Reportagem especial: As causas do racismo estrutural

George Floyd

No capítulo O vergalho, do romance Memórias Póstumas de Brás Cubas, de Machado de Assis, o protagonista encontra seu ex-escravo Prudêncio castigando outro negro impiedosamente. Brás Cubas pede para que o perdoe e Prudêncio atende imediatamente seu “Sinhozinho”, depois de não atender sucessivos pedidos de clemência do castigado por dezenas de vergalhadas. Ao se afastar da cena, Brás pensa consigo sobre a condição de Prudêncio: “Agora, porém, que era livre, dispunha de si mesmo, dos braços, das pernas, podia trabalhar, folgar, dormir, desagrilhoado da antiga condição, agora é que ele se desbancava: comprou um escravo, e ia lhe pagando, com alto juro, as quantias que de mim recebera. Vejam as sutilezas do maroto!”. O romance é do século 19, lançado em 1881, em plena era escravocrata no Brasil. Longe de estarmos hoje naquela condição, parece que muitas coisas continuam a nos desafiar.

Martin Trayvon

Muitos negros, mesmo depois de quase um século e meio após o fim da escravidão, não conseguiram se libertar da condição de subalternos. São inúmeros os exemplos daqueles que venceram e, do alto, veem sua raça como inferior e passam a adotar um comportamento pautado no status quo de supremacistas brancos. Há casos até de negros que promoveram o embranquecimento da pele para melhor se enturmar entre os arianos. Recentemente tivemos o caso que envolve a Fundação Palmares. O negro Sérgio Camargo, nomeado presidente da entidade, chamou o movimento negro de “escória maldita” e também disse que Zumbi era “filho da puta que escravizava pretos”. Camargo ainda criticou o Dia da Consciência Negra e chamou de “macumbeira” ao se referir a uma mãe de santo.

Oscar Grant III

Poderíamos aqui tentar buscar as variadas causas de tais fenômenos, mas uma é, definitivamente, a mais visível: o racismo estrutural, alimentado pelo fracasso da educação pública e pela secular desigualdade social. Tal tipo de racismo é a reestruturação moderna de um mundo tribal, de um período em que se odiava o outro por ser de uma tribo diferente, de cultos diversos, mesmo que próximos. Não se trata apenas de racismo contra negros. Se estes são escória, os índios são vagabundos, asiáticos são vermes, europeus são “branquelos” ou sujos e os judeus são miseráveis. Isto está longe de ser brincadeira de amigos ou sarro da rapaziada.
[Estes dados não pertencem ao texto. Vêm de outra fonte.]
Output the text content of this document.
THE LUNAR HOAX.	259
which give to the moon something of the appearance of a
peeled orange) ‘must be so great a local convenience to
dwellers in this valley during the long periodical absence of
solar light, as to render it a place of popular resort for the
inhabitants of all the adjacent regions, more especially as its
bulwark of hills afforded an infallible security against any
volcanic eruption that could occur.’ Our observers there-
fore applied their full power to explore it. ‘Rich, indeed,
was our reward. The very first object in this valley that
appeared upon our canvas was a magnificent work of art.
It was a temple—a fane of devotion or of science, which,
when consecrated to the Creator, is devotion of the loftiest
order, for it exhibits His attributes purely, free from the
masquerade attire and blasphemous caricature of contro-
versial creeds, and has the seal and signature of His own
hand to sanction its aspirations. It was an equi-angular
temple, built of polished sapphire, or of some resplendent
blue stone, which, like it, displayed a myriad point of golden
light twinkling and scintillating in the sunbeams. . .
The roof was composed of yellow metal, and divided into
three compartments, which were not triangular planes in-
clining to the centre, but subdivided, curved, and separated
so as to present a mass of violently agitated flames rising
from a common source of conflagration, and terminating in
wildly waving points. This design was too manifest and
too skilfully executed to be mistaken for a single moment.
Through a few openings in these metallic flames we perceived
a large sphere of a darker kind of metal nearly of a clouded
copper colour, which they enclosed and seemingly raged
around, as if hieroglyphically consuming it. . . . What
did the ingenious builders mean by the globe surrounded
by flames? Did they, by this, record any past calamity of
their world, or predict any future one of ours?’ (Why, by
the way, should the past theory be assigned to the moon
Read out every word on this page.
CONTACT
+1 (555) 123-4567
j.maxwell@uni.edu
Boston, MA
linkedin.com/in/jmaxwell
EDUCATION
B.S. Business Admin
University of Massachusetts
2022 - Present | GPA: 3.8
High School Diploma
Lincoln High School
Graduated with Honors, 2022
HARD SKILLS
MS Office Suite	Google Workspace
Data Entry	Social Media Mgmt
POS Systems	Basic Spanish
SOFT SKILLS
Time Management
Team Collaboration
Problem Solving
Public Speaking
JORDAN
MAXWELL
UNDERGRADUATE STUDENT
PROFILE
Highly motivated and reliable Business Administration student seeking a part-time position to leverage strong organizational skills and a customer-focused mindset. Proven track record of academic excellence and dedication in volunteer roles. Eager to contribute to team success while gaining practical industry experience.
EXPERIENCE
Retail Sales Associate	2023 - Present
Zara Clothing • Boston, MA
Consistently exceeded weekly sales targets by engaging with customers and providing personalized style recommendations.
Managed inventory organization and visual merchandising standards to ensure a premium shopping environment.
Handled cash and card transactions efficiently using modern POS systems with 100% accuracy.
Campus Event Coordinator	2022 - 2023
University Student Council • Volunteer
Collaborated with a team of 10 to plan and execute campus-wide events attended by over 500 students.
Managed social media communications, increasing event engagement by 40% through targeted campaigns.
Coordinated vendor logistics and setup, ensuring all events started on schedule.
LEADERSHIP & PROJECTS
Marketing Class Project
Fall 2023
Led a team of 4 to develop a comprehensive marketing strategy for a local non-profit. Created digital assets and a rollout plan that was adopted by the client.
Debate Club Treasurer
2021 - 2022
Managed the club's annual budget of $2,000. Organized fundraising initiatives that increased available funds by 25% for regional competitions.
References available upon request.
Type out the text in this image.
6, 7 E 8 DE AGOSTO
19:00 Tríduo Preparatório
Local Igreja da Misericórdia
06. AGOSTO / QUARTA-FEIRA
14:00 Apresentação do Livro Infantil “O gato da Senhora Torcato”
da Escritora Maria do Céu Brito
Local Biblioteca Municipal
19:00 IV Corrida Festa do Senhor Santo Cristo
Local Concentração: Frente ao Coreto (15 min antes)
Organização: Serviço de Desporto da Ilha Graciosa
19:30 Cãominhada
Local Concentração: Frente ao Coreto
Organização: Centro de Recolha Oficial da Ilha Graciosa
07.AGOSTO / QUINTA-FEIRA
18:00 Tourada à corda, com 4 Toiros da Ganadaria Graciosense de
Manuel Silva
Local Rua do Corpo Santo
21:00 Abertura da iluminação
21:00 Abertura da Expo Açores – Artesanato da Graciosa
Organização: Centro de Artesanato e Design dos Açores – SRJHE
É a prática selvagem da raça humana em seu estado mais primitivo, embora polida pelo combate feito hoje por uma parte destas mesmas raças.

A reação dos americanos, gritando pelas ruas “Vidas negras importam”, é um basta a um estado que historicamente segrega, mesmo que disfarçadamente, a minoria negra e latina. É só rememorar os fatos ocorridos em tempos não muito bem distantes. O oficial de trânsito Johannes Mehserle assassinou Oscar Grant III, de 22 anos, em 1º de janeiro de 2009. Mehrserle afirmou que na hora do crime pegou sua arma acidentalmente em vez de seu Taser. A agência de transporte rápido de Bay Area, ex-empregadora de Mehrserle, acordou uma idenização num processo envolvendo a mãe e a filha de Grant por US $ 2,8 milhões em 2011. O caso de Oscar Grant III inspirou a criação do filme Fruitvale Station, premiado em 2013 e estrelado por Michael B. Jordan e Octavia Spencer.

Michael Brown

Johannes Mehserle, de 28 anos, oficial da polícia da Agência de Transportes da Baía de San Francisco, foi considerado culpado e podia pegar uma pena de até 14 anos. Sua condenação foi estabelecida a dois anos de prisão. Um policial branco matou um jovem negro desarmado em San Francisco e pegou apenas 2 anos de prisão. Centenas de pessoas protestaram no centro da cidade de Oakland. Começou pacífica e descambou para a violência. Um policial foi atropelado e 150 pessoas foram presas. Seria até uma redundância dizer que a corda sempre arrebenta no lado mais fraco.

Freddie Gray

Em fevereiro de 2012, o vigia comunitário Zimmerman, de 33 anos, filho de mãe peruana e de pai americano atirou e matou o jovem negro desarmado Trayvon Martin, de apenas 17 anos, em Sanford, na Flórida. O caso ganhou atenção internacional. Zimmerman foi absolvido por um júri, com base em uma polêmica lei da Flórida sobre legítima defesa. A decisão da Justiça deflagrou protestos em todo o país, sob acusações de racismo. Trayvon foi assassinado numa cidade com antecedentes racistas. Zimmerman era vigia comunitário em um bairro residencial e chamava com frequência a polícia por causa da presença de negros. Em Sanford, o Ku Klux Klan fez com que o herói negro do beisebol Jackie Robinson fosse expulso de campo em 1946.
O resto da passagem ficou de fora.